À l'époque, c'était là du matériel radioactif. Pasolini ne faisait pas de prisonniers : si la consumérisme avait sorti l'Italie de la pauvreté "pour la gratifier avec un bien-être" et une certaine culture non-populaire, ce résultat humiliant avait été obtenu "en singeant la petite bourgeoisie, la stupide école obligatoire et la télévision criminelle". Pasolini avait coutume de tourner en dérision la bourgeoisie italienne comme "la plus ignorante d'Europe" (en cela, il se trompait : pour ça, la bourgeoise espagnole décroche la timbale).

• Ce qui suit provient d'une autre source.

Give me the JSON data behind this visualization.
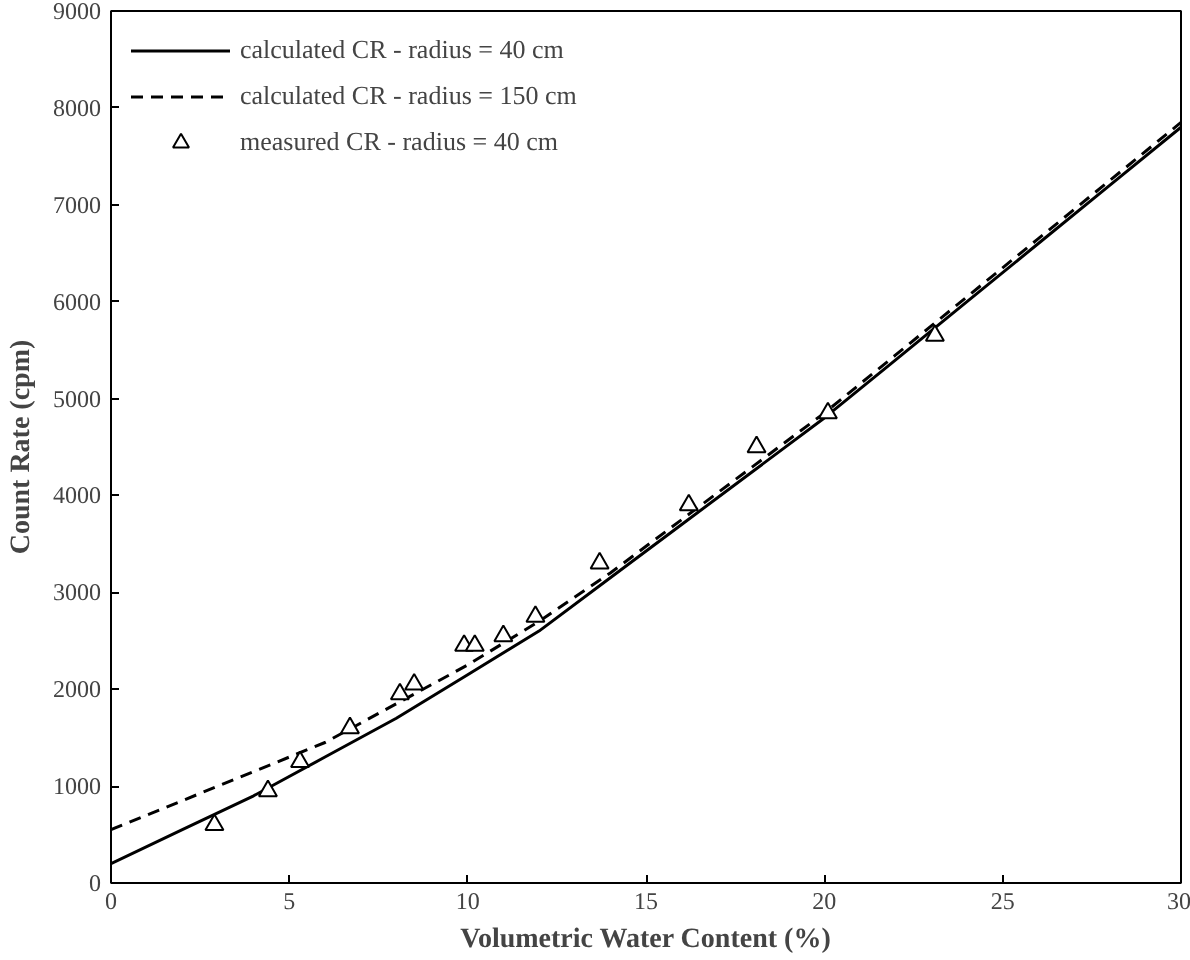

Puis émergea un nouveau mode de production culturelle – construit sur le "génocide des cultures précédentes" – ainsi qu'une nouvelle espèce bourgeoise. Si Pasolini avait survécu, il aurait pu voir celle-ci dans sa splendeur, sous la forme d'Homo Berlusconis.

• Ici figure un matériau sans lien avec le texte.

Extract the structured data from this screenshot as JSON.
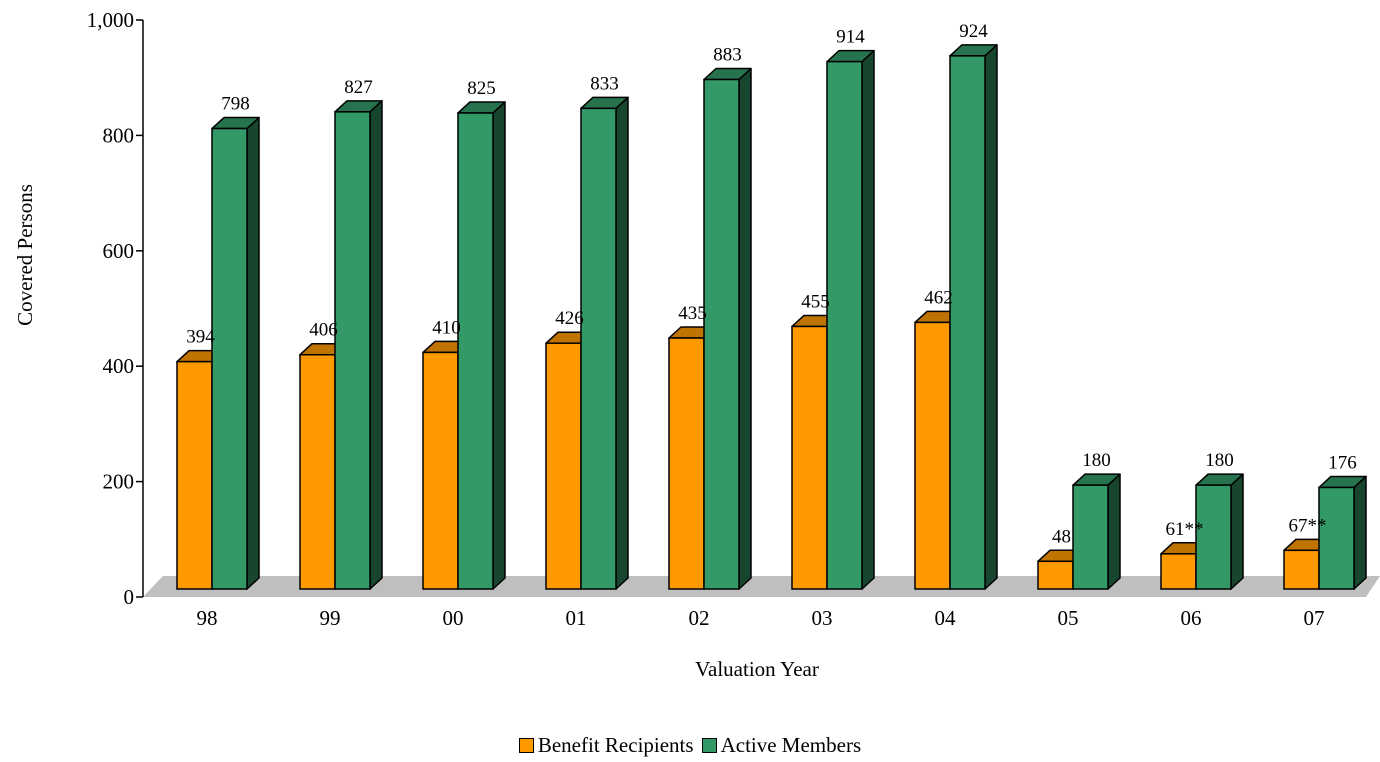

La Grande Beauté n'est plus
Le
cœur consumériste des ténèbres - "l'horreur, l'horreur" – déjà
prophétisé et détaillé par Pasolini au milieu des années 1970 vient
d'être dépeint avec tout son bling-bling sordide par le cinéaste
napolitain Paolo Sorrentino, né quand Pasolini, pour ne pas parler de Fellini, était déjà au sommet de son art. La Grande Bellezza
("La Grande Beauté") – qui vient juste de remporter les Globes d'Or
comme meilleur film étranger (aux USA) et devrait aussi remporter un
Oscar– aurait été inconcevable sans La Dolce Vita de Fellini (dont il est une coda inavouée) et la critique pasolinienne de la "nouvelle Italie".Pasolini et Fellini étaient d'ailleurs issus de la même tradition intellectuelle d'Émilie-Romagne (Pasolini de Bologne, Fellini de Rimini, tout comme Bertolucci de Parme. Au début des années 1960, Fellini disait en blaguant à son ami et encore apprenti Pasolini qu'il n'était pas équipé pour al critique. Fellini était toujours pure émotion, alors que Pasolini - comme Bertolucci -, c'était de l'émotion modulée par l'intellect.

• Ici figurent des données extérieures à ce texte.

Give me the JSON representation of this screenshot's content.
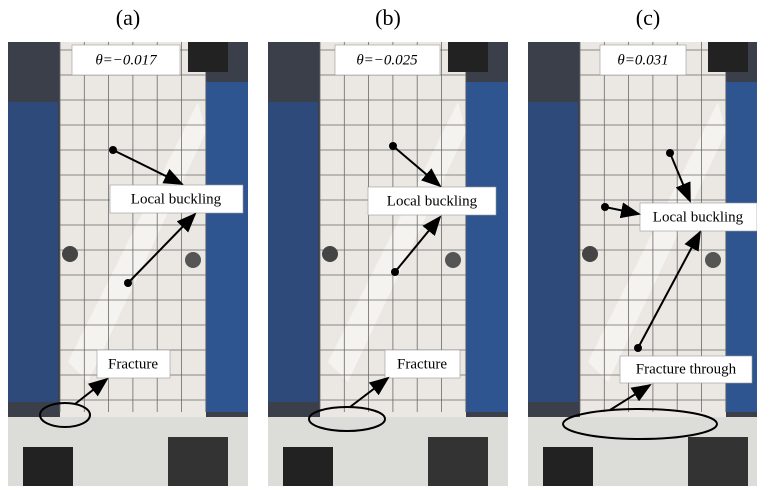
{
  "panels": [
    {
      "label": "(a)",
      "theta": "θ=−0.017",
      "annotations": [
        "Local buckling",
        "Fracture"
      ]
    },
    {
      "label": "(b)",
      "theta": "θ=−0.025",
      "annotations": [
        "Local buckling",
        "Fracture"
      ]
    },
    {
      "label": "(c)",
      "theta": "θ=0.031",
      "annotations": [
        "Local buckling",
        "Fracture through"
      ]
    }
  ]
}
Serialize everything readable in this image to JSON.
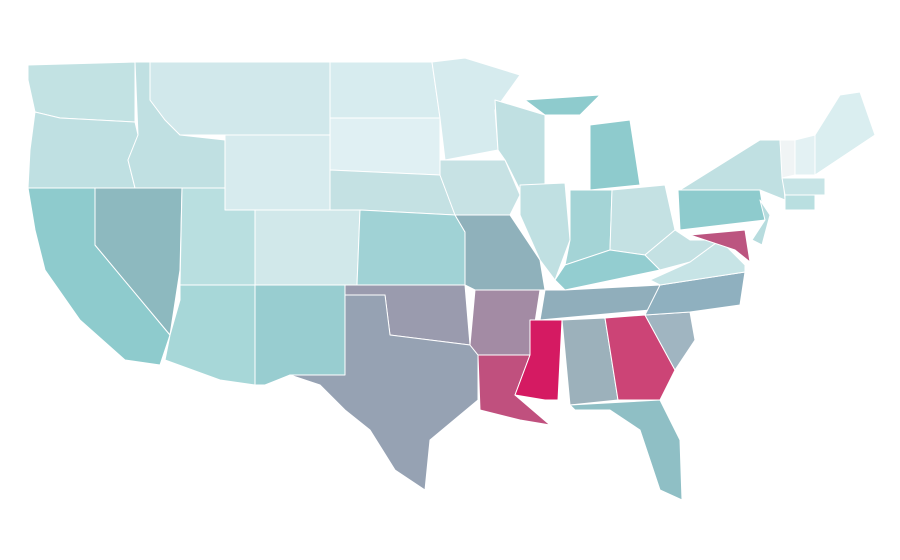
{
  "map": {
    "fills": [
      "#c2e2e3",
      "#bfe0e2",
      "#8ecbcd",
      "#8db9bf",
      "#c0e0e2",
      "#d1e8eb",
      "#d7ebee",
      "#b9dfe0",
      "#d1e8ea",
      "#a7d7d8",
      "#98cdd0",
      "#d7ecef",
      "#e0f0f3",
      "#c4e1e3",
      "#a0d2d5",
      "#9a9bae",
      "#96a2b3",
      "#d6ebee",
      "#c7e2e4",
      "#8fb1bb",
      "#a38ba4",
      "#c0507e",
      "#c0e0e2",
      "#c0e0e2",
      "#d51a62",
      "#8ecbcd",
      "#8ecbcd",
      "#a4d4d6",
      "#c4e1e3",
      "#93cdd0",
      "#90aebb",
      "#9cb1bb",
      "#cc4476",
      "#8fbfc5",
      "#a0b5c1",
      "#8fb0bf",
      "#c7e4e6",
      "#c4e1e3",
      "#8ecbcd",
      "#c0e0e2",
      "#bc5580",
      "#b7dcde",
      "#f0f4f5",
      "#e3f1f3",
      "#daeef0",
      "#c7e4e6",
      "#b9dfe0"
    ]
  }
}
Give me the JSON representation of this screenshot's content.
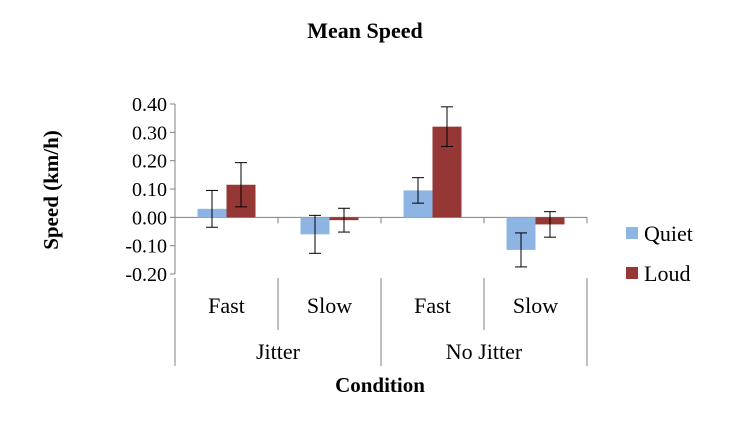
{
  "chart_data": {
    "type": "bar",
    "title": "Mean Speed",
    "xlabel": "Condition",
    "ylabel": "Speed (km/h)",
    "ylim": [
      -0.2,
      0.4
    ],
    "yticks": [
      "0.40",
      "0.30",
      "0.20",
      "0.10",
      "0.00",
      "-0.10",
      "-0.20"
    ],
    "groups": [
      "Jitter",
      "No Jitter"
    ],
    "categories": [
      "Fast",
      "Slow",
      "Fast",
      "Slow"
    ],
    "series": [
      {
        "name": "Quiet",
        "color": "#8DB4E2",
        "values": [
          0.03,
          -0.06,
          0.095,
          -0.115
        ],
        "errors": [
          0.065,
          0.067,
          0.045,
          0.06
        ]
      },
      {
        "name": "Loud",
        "color": "#953735",
        "values": [
          0.115,
          -0.01,
          0.32,
          -0.025
        ],
        "errors": [
          0.078,
          0.042,
          0.07,
          0.045
        ]
      }
    ],
    "legend_position": "right",
    "grid": false
  }
}
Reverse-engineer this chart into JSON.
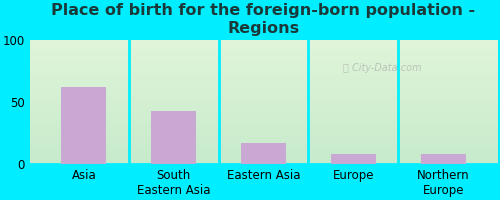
{
  "title_line1": "Place of birth for the foreign-born population -",
  "title_line2": "Regions",
  "categories": [
    "Asia",
    "South\nEastern Asia",
    "Eastern Asia",
    "Europe",
    "Northern\nEurope"
  ],
  "values": [
    62,
    43,
    17,
    8,
    8
  ],
  "bar_color": "#c9a8d4",
  "ylim": [
    0,
    100
  ],
  "yticks": [
    0,
    50,
    100
  ],
  "background_color": "#00eeff",
  "plot_bg_topleft": "#d8edcc",
  "plot_bg_topright": "#e8f5f0",
  "plot_bg_bottom": "#c5e8d0",
  "title_color": "#1a3a3a",
  "title_fontsize": 11.5,
  "tick_fontsize": 8.5,
  "bar_width": 0.5,
  "divider_color": "#00eeff",
  "watermark": "City-Data.com"
}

Le film étonnant de Sorrentino – une équipée sauvage dans les méandres de l'Italie berlusconienne – est une Dolce Vita qui aurait tourné à l'aigre. Comment ne pas éprouver de l'empathie pour un Marcello (Mastroianni) âgé de 65 ans (et joué par l'époustouflant Toni Servillo), souffrant de la crampe de l'écrivain tout en surfant sur sa réputation de roi de la nuit romaine. Comme le grand Ezra Pound – qui aimait profondément l'Italie – l'avait aussi prophétisé, une production sinistre de camelote nous a conduits à la débilité berlusconienne, où – selon un personnage – tout le monde "a oublié la culture et l'art" et l'ancien sommet de civilisation qu'était l'Italie a fini par ne plus être connue que pour "la mode et la pizza".
C'était exactement ce que nous disait Pasolini il y a presque quatre décennies – avant qu'une manifestation étrange et effrayante de cette abjection ne le réduise au silence. Sa mort, en fin de compte, a prouvé - avant la lettre – son théorème : il a malheureusement toujours eu raison. À en mourir.